No Concept Of Race Existed In Ancient Times

Fri, 10/08/2010 - 11:30 -- Eugene Holley Jr.

The History of White People

Nell Irvin Painter

$27.95

Sat, 03/13/2010

W.W. Norton & Company

It’s easy to assume that the racial designation ‘white” has remained unchanged throughout history. But as Princeton historian Nell Irvin Painter – an award-winning historian of American history, and the author of several critically-acclaimed books including, Sojourner Truth, and Creating Black-Americans, methodically and masterfully argues in this important work – whiteness has never been fixed, and it has always been influenced by economic, social, religious, and political ideologies.


Professor Painter shows us through ancient Greek and Roman writers like Diodurus, Julius Caesar, and Herodotus that no concept of race existed in their time. In fact, they depicted their fellow white inhabitants of France, Germany and England as barbarians, as evidenced by the millennia-long practice of white-on white slave trading. “The race narrative ignores early European slavery, and the mixing it entailed,” writes Painter, “leading today’s readers to find the idea of white slavery far-fetched. But in the land we now call Europe, most slaves were white, and that fact was unremarkable.”


But after the Middle Passage, white slavery took on a darker dimension, augmented by the arbitrary racial classifications of German taxonomist Johann F. Blumenbach, who declared that a human skull from the Caucasus Mountains, where the whitetest people lived, was more beautiful than all other races. Moving from the Enlightenment to the present day, Painter unveils how, through law, literature, and especially pseudo-science, swarthy Italian, Irish, and Jewish immigrants to America, slowly became white, when measured against the one-drop rule that designates African descent.

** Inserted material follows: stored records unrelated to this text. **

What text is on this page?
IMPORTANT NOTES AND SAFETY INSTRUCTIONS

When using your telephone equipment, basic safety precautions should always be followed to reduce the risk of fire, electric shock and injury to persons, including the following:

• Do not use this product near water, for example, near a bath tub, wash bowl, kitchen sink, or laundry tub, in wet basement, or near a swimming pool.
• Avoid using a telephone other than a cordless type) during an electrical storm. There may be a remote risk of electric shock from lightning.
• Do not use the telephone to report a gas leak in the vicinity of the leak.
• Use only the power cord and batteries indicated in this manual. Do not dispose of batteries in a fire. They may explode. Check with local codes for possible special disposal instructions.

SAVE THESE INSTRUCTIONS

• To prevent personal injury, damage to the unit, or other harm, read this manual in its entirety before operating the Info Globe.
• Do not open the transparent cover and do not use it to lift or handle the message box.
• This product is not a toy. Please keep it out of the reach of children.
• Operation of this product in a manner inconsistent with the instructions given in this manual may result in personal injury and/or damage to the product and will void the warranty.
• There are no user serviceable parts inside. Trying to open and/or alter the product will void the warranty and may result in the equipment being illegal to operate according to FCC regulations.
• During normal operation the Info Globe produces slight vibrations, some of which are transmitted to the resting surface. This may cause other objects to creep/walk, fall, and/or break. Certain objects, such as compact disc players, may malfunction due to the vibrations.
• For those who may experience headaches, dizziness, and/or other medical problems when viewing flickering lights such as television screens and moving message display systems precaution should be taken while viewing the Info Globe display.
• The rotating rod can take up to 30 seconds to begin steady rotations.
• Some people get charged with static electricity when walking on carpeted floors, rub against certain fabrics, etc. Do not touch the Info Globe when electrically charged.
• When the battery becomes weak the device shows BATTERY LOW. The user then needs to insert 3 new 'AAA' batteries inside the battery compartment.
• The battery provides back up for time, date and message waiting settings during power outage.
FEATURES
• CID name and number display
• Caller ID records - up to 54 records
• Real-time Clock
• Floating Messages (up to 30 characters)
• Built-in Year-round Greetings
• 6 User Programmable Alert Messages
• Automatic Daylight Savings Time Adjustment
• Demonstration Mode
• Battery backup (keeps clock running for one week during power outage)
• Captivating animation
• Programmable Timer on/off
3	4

In the hands of a racial propagandist this could have been an ugly book. But Painter navigates the colored-coded, land mines of this topic with her clear-eyed, and measured prose that shows us how Europeans went from being Celts, Saxons, Lombards, and Teutons to whites. Thankfully, the mixed multiracial reality of our age is making whiteness, and to some degree, all racial markers obsolete.